A research team from the University of Wisconsin-Madison and the Medical College of Wisconsin presented findings today at a national meeting of the American Academy of Pediatrics showing that all major helmet manufacturers are essentially equal.

The Los Angeles Times reports the researchers tracked 1,332 high school football players from 36 schools during the 2012 season. They were surveyed before the season began regarding their injury history and demographic information. Then, athletic trainers from the schools kept detailed records of the incidence and severity of concussions as the season progressed.

Before the season began, 171 players (13 percent) told the researchers they had experienced a sports related concussion in the previous 12 months. Through the course of the season, 116 additional concussions were recorded by 115 players (8.6 percent of athletes in the study).

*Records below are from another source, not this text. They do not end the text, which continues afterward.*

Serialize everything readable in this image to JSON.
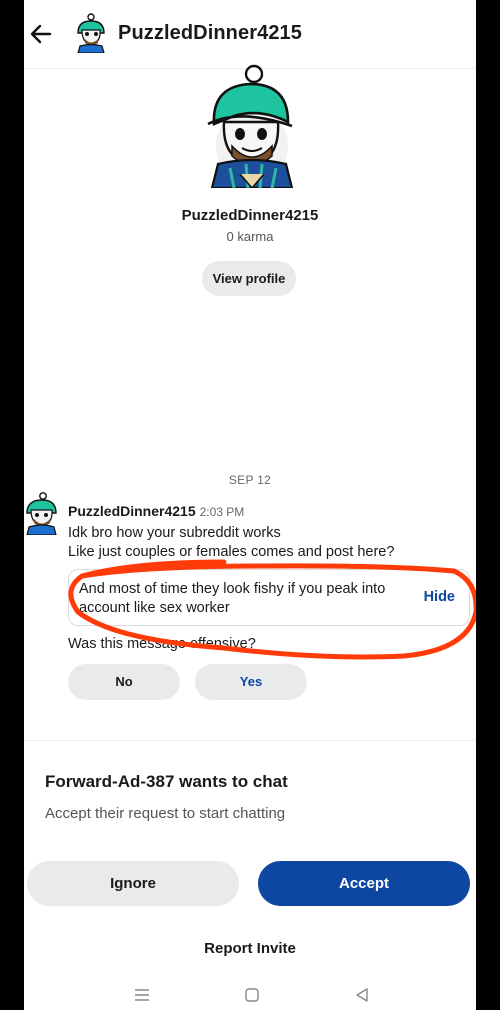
{
  "header": {
    "title": "PuzzledDinner4215"
  },
  "profile": {
    "name": "PuzzledDinner4215",
    "karma": "0 karma",
    "view_profile_label": "View profile"
  },
  "conversation": {
    "date": "SEP 12",
    "message": {
      "author": "PuzzledDinner4215",
      "time": "2:03 PM",
      "line1": "Idk bro how your subreddit works",
      "line2": "Like just couples or females comes and post here?",
      "hidden_text": "And most of time they look fishy if you peak into account like sex worker",
      "hide_label": "Hide",
      "offensive_prompt": "Was this message offensive?",
      "no_label": "No",
      "yes_label": "Yes"
    }
  },
  "chat_request": {
    "title": "Forward-Ad-387 wants to chat",
    "subtitle": "Accept their request to start chatting",
    "ignore_label": "Ignore",
    "accept_label": "Accept",
    "report_label": "Report Invite"
  },
  "colors": {
    "accent": "#0d47a1",
    "annotation": "#ff3b0a",
    "pill_bg": "#e9eaec"
  },
  "icons": [
    "back-arrow-icon",
    "recent-apps-icon",
    "home-icon",
    "back-triangle-icon"
  ]
}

The researchers compared the concussion rates for each type of helmet warn by players, but they found no statistical difference based on brand or the year the helmet was made. The rate of concussions for players wearing Riddell helmets was 9.5 percent, compared to 8.1 percent of players wearing Schutt helmets, and 6.7 percent of players wearing Xenith brand helmets. The minute differences present can be attributed by the popularity of brands within the league, and thus were not statistically different.

These findings run contrary to claims of almost every helmet manufacturer available to the public, so the researchers emphasized caution when choosing a helmet based on manufacturer claims. Study leader Dr. Margaret Alison Brooks, an assistant professor in the Department of Orthopedics and Rehabilitation at the University of Wisconsin School of Medicine and Public Health, released a statement specifically addressing the issue.

She asked, “Despite what manufacturers might claim, newer and more expensive equipment may not reduce concussion risk. So is it worth the significant extra cost to families and schools?”